Three years ago, a bold venture was launched to bring South Koreans to the north for the first time in half a century. The idea behind the cruises to Mt. Kumgang, a breathtaking peak on North Korea's eastern coast, was that tourism could foster a gradual reconciliation between the estranged Koreas.
But bringing tourists to this isolated country has proved even more difficult than expected, and the project looks as if it could go down in history as a failed, if noble, experiment. Hyundai, the South Korean conglomerate that runs the tours, is threatening to cancel the project next month if business doesn't improve.
About 430,000 South Koreans have visited North Korea under the tours since 1998, an impressive number but well short of the 500,000 a year projected at the outset. The declining interest coincides with a stalemate in the rapprochement between North and South Korea. The giddy optimism that followed South Korean President Kim Dae Jung's landmark visit to North Korea last year has given way to impatience and frustration.
Negotiations over economic cooperation and reunions of separated families have broken off. Kim's "sunshine policy" of reconciliation is coming under harsh criticism from conservative political opponents.
"The pace of tourism depends on diplomatic relations, and relations right now are frozen," said Jang Whan Bin, a director of Hyundai Asan, the subsidiary sponsoring the tourism project.

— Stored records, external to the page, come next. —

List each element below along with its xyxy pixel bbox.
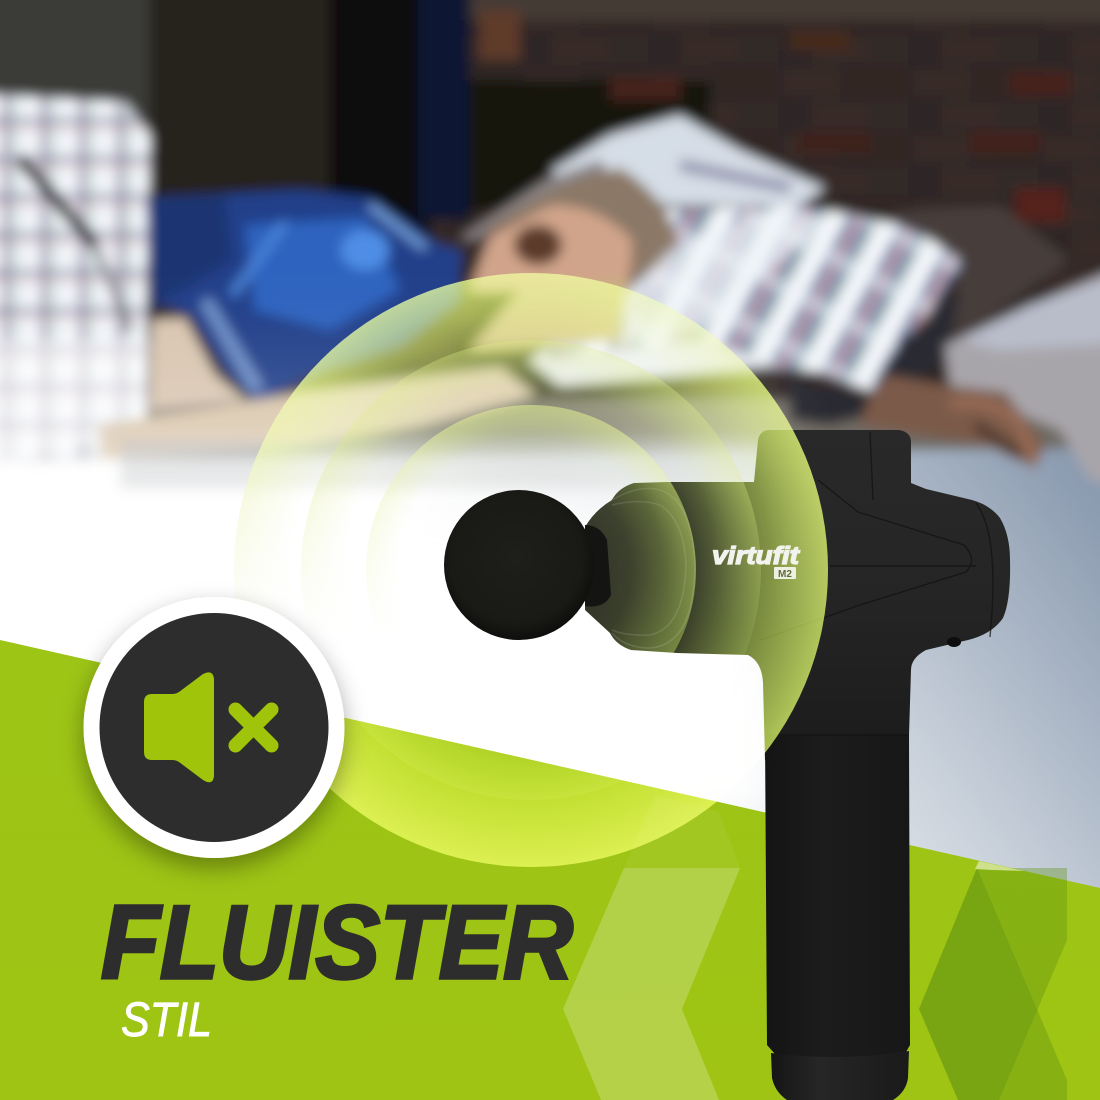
ring edge tint over the pale upper area xyxy=(234,273,828,600)
icon: muted speaker badge xyxy=(84,597,344,858)
face and hair xyxy=(480,168,678,280)
green diagonal panel xyxy=(0,640,1100,1100)
hand on the right xyxy=(860,375,1045,468)
small pale highlight on the edge xyxy=(975,861,1024,871)
white fade over lower left xyxy=(0,300,780,820)
side button hole xyxy=(947,637,961,647)
left plaid pillow xyxy=(0,92,150,480)
mattress xyxy=(0,447,1100,1095)
nose rim lines xyxy=(612,488,695,648)
blue shirt xyxy=(146,190,462,405)
subtitle: STIL: STIL xyxy=(121,994,212,1047)
faint chevron extension xyxy=(624,795,740,868)
title: FLUISTER: FLUISTER xyxy=(101,885,573,1001)
brand logo xyxy=(712,542,801,580)
model badge: M2 xyxy=(778,569,792,580)
top edge of pillow to the head xyxy=(460,160,610,240)
grey haze on bedding xyxy=(120,440,800,490)
massage head neck xyxy=(585,525,611,607)
brand logo: virtufit xyxy=(712,542,801,570)
central plaid pillows xyxy=(552,115,825,205)
walls and curtain xyxy=(0,0,1100,500)
handle grip xyxy=(765,735,910,1058)
speaker glyph xyxy=(144,672,214,782)
mute cross xyxy=(236,710,272,746)
blanket xyxy=(890,205,1070,340)
body contour lines xyxy=(760,432,993,735)
light chevron xyxy=(563,868,740,1100)
dark chevrons xyxy=(919,868,1067,1100)
massage gun body xyxy=(585,430,1010,1100)
right pillow xyxy=(945,250,1100,490)
handle end cap xyxy=(771,1051,909,1100)
bed under the sleeper xyxy=(100,400,1100,520)
sound wave rings xyxy=(234,273,828,867)
massage ball head xyxy=(444,490,594,640)
arm xyxy=(150,318,245,410)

North Korea has balked at fulfilling a promise to open a land route through the demilitarized zone separating the north and south. As a result, tourists have to take an expensive and circuitous journey by boat to reach Mt. Kumgang. The North Koreans also have turned down repeated requests to allow tourists inside their villages, and have erected concrete barriers to make it more difficult for visitors to peer in at them from the tour buses. Many tourists bristle at myriad regulations and restrictions. Among the items banned on the trips are cameras with telephoto lenses, binoculars, books with any political content and South Korean currency.
Tour's Finances Are a Source of Contention
The tours that were designed to promote reconciliation have become a source of contention.
North Korea, whose beleaguered Communist regime badly needs hard currency, is angry that cash-strapped Hyundai hasn't paid up on more than $24 million in fees.
The South Korean national tourism organization pumped $35 million into the Kumgang project over the summer, a move that angered South Korean conservatives, who say taxpayer money shouldn't be squandered on a nonviable project that is propping up Pyongyang.
With fewer than 2,000 tourists a month now signed up, Hyundai has cut its cruise schedule to less than a boat a week, and it might suspend the tours indefinitely if there aren't more bookings.
The boats depart at noon from the South Korean port of Sokcho and sail for Kosung, a North Korean port 35 miles away. But because the North Koreans don't want their coastline watched, the boat must head out toward Japan into international waters and then double back, dragging what would otherwise be a one-hour jaunt into five hours.
To pass the time, Hyundai shows the tourists a chilling film warning of the rules of the game. They are forbidden to photograph any North Koreans, to try to give them money or letters or to discuss any topic related to politics. (It's OK to photograph the mountain but not the coastline). While hiking on Mt. Kumgang, they are not allowed to spit, smoke, urinate, or pick up flowers or pebbles because of strict North Korean environmental protection regulations. (In the next breath, the Hyundai guide warns the tourists not to comment on the obvious irony: There are huge inscriptions on the rocks of Mt. Kumgang extolling North Korea's late "Great Leader" Kim Il Sung.)
"You are meeting your brothers for the first time in 50 years, so make sure you don't criticize their way of living," warns a Hyundai guide, 22-year-old Kim Kang Kyung.